76. Rencana Yang Sama

19.4K 2.7K 226
                                    

Langit telah ditutupi oleh awan mendung semenjak sore, dan hujan akhirnya turun ketika malam tiba, mengirimkan rasa dingin yang membeku ke balik-balik tembok tebal di rumah. Bahkan selimut tidak akan cukup membantu kalau tidak berlapis-lapis.

Tangan Airin memutih dan ujung telapak jarinya mengerut. Semilir angin yang terasa basah berembus masuk ke dalam kamarnya, mengibaskan gorden putih yang basah. Dan Airin berdiri di hadapan jendela, menatap ke hujan di luar, tidak mempedulikan pada dingin yang menusuk-nusuk sampai tulang.

"Semakin rumit dan rumit," gumam Airin kepada dirinya sendiri, pandangannya tampak kosong sejenak.

Airin sudah mencoba untuk tidur, tapi kantuk tidak kunjung datang menghampirinya. Rasa mual kembali mengganggunya dengan semakin parah, berkali-kali Airin harus bolak-balik kamar mandi, sampai dia menyerah dengan tidurnya dan memilih untuk berdiri di sini.

Sepertinya, anaknya juga ikut merasakan perasaan yang tengah Airin rasakan sekarang.

Namun di antara semua kerumitan yang terjalin kusut di benaknya, satu hal yang pasti; Airin tidak akan menyerah begitu saja.

Anaknya akan dianggap menjadi anak Ria?

Jangan mimpi! Aku tidak akan membiarkan itu terjadi.

Pendirian Airin masih tetap sama seperti di awal. Hanya saja kali ini, badai yang melandanya semakin besar.

"Tidak akan ada yang berubah. Mas Sakha tetap akan menjadi milikku ... dan milik anakku. Tidak akan ada yang berubah. Aku hanya harus memikirkan cara berbeda untuk menyingkirkan yang lain." Airin menggumam lagi, masih menatap ke depan, seolah dia tengah berbicara dengan seseorang. Suaranya terdengar bergetar, entah karena dingin atau justru karena emosi yang mati-matian dia tahan di dalam dadanya. Di mana pun di antara kedua itu, Airin masih berdiri tegak dan mampu meraih pikirannya.

Tapi yang mungkin akan dia lakukan kali ini akan sedikit tidak masuk akal, nekat, dan tidak tahu malu.

Airin sudah berada di titik di mana dia berharap bisa menyerah dan melepaskan semuanya begitu saja, tapi tidak bisa. Menyerah bukanlah pilihan, tidak ada opsi itu selain terus maju dan melakukan apa yang harus dia lakukan untuk anaknya.

Satu-satunya pegangannya saat ini hanyalah harapan, yang berupa kawat berduri-duri yang dia genggam dengan erat, yang tidak dia pedulikan rasa sakit yang menyertainya.

Suara deringan membuat Airin menoleh. Ponsel yang terletak di atas nakas dia ambil. Nama peneleponnya tertera jelas di layar.

"Airin," panggil sebuah suara yang sangat dia kenal, sekaligus dia rindukan.

"Hm."

"Kamu belum tidur."

"Ya."

Sakha terdengar menghela napas di seberang sana. Lantas mereka tiba-tiba saja tenggelam dalam keheningan.

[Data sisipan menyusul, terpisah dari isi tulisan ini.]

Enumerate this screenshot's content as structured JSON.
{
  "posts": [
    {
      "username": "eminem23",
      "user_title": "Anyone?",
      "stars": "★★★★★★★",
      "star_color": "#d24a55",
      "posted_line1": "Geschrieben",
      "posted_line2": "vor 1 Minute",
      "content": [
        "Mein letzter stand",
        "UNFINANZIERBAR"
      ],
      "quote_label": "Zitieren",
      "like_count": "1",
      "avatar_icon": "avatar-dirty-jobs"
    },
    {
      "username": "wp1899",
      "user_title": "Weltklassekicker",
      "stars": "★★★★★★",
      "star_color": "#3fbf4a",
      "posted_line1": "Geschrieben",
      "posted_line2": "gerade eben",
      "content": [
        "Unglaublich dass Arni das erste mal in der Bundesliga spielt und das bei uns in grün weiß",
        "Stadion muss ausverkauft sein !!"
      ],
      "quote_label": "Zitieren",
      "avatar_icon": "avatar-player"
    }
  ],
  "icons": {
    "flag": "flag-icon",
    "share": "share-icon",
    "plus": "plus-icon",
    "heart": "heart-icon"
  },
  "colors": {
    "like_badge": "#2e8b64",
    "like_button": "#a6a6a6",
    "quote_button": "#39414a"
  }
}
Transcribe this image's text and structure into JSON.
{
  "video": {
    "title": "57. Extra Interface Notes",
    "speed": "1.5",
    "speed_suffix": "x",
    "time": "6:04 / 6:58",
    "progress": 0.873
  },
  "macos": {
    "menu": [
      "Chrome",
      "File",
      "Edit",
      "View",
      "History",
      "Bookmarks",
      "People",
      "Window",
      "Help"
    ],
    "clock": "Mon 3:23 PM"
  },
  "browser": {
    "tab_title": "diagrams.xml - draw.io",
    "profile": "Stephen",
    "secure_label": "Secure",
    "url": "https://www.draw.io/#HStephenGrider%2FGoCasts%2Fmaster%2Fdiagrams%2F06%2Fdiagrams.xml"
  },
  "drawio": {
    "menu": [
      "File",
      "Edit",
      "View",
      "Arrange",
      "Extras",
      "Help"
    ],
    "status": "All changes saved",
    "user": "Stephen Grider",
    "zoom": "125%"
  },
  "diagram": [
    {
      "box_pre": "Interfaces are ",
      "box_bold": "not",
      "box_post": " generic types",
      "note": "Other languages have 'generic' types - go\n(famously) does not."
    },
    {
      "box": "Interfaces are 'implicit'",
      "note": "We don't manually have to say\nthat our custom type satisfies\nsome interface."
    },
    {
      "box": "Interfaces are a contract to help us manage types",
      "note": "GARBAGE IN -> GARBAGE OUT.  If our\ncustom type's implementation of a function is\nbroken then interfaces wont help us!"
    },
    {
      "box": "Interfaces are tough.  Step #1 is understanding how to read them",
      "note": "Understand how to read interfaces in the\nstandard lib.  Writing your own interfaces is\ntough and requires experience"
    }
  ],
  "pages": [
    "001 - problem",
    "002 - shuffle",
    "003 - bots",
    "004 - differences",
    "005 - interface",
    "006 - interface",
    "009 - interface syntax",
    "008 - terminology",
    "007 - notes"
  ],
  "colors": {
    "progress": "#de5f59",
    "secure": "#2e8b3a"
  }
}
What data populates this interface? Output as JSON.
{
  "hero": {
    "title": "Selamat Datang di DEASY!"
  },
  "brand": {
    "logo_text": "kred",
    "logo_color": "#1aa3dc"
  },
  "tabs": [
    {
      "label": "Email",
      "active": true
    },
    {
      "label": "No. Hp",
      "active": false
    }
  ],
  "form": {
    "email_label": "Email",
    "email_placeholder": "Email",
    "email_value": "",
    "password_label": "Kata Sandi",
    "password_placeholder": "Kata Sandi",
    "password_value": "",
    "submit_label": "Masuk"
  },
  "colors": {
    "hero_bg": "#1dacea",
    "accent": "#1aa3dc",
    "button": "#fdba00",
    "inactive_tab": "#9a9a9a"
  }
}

Hanya suara hujan di luar yang Airin dengar, tapi anehnya ini tidak terasa mengganggu dan Airin tidak merasa terburu-buru untuk memecah keheningan ini. Namun dia harus melakukannya.

"Ada apa Mas menelepon tengah malam begini?"

"Aku ... hanya hendak mengecek apakah kamu sudah tidur atau belum, ternyata belum."

"Mas merindukanku?"

"...!"

"Karena aku juga jelas merindukan Mas."

"Be-benarkah?"

"Hm."

"Airin, apa ... apa kamu baik-baik saja?" Suara Sakha terdengar tidak yakin. Dan memang sepatutnya begitu. Airin bahkan bisa membayangkan dengan jelas bagaimana ekspresi yang tergambar di wajah tampan suaminya sekarang.